Even for experienced players, buying the right paint is a tedious process.
Choosing the right paintballs for your desired application, marker, and game environment is one of the biggest components of your game. The right paint in the right marker, applied in the right situation can make a big difference in game outcome.
Go down to a local paintball shop and take a look at what’s offered. Don’t have a local shop? Head over to our website and look at all of the different choices.
Starting them down is tough. Are the most expensive paintballs better than cheaper alternatives? What does “Tournament Grade” mean? Here are some tips you can use to help decide which paintballs are the best for you.
Think About What You Are Going To Do With It
Are you playing a PSP match or are you introducing your little brother to paintball in your backyard?
This part is simple. If you’re just using your marker in a situation where accuracy doesn’t matter or the stakes aren’t high, you’re better off saving money and going with the cheaper stuff.
If you’re new to paintball, you’ll have to realize that paint is going to be your biggest investment over the course of your career. Regardless of how much your marker cost—or anything else you spend your money on—you need paint to play. Save money when you can.
Can Your Paintball Gun Handle Brittle Paint?
This gets to the “Tournament Grade” or “Professional Grade” paintball question.
Here’s the tip, before you go and spend $75.00 on Empire Evil Tournament Grade Paintballs ask yourself if your marker can handle fragile paint.
The difference between run-of-the-mill stuff and Tournament Grade paint is in how easily it breaks on contact. You pay more for more fragile paint.
The problem is that your Tippmann 98 is going to tear Tournament Grade paint apart. You’ll need a more expensive marker that’s easier on paint if you want to shoot expensive paint. Even then, you don’t need Empire Evil when you want to shoot a tree in the backyard.
How hot is it?
This one is simple. Avoid the expensive thin-shell paint in the colder months. It’s going to expand with the cold, become brittle and break.
Thin paint is great for hot and humid days. Humidity will make the shell of a paintball softer and harder to break on impact.
Sourcing Paint And Age
Paintballs are not like wine. They don’t get better with age.
You want fresh paint.
Paintballs that sit around for a long time deform under their own weight. That alters how they shoot and the chances of breakage in your marker.
This is why you should always buy your paintballs from a source that you trust. Go ahead and order from our website—you can even give us a call if you want to ask how old the paint you are getting is.

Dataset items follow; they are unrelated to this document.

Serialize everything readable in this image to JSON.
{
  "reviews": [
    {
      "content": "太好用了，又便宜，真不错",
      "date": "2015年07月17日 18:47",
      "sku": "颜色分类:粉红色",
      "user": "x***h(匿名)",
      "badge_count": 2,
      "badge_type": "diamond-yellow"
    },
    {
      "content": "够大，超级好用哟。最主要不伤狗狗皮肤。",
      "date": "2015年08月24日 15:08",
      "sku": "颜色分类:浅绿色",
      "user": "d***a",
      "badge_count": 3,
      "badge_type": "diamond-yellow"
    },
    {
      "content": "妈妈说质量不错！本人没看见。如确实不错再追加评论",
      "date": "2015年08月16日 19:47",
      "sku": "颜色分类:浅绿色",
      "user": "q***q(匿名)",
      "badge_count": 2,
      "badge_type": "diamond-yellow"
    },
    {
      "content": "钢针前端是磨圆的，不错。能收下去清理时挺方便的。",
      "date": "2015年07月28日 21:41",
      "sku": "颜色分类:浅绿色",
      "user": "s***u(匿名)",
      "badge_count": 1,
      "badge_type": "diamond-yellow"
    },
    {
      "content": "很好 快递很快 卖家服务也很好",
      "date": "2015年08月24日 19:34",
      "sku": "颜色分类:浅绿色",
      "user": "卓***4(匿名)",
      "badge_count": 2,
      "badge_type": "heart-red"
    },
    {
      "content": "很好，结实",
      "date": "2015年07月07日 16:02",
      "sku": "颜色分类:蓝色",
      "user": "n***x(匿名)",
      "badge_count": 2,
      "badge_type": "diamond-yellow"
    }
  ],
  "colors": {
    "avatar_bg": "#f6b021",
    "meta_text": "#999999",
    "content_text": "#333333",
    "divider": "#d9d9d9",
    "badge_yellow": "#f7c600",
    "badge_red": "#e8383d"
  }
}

Better yet, head down to a trusted local shop and ask them about the age of the paint you are buying.
Whatever you do, don’t get your paintballs from a big box retailer. Chances are that it’s been sitting around in a warehouse for months or maybe even a year before it even hit the shelf. Big retail stores that don’t specialize in paintball don’t know how to properly store it, don’t understand how delicate it is, and order in huge quantities to save on cost.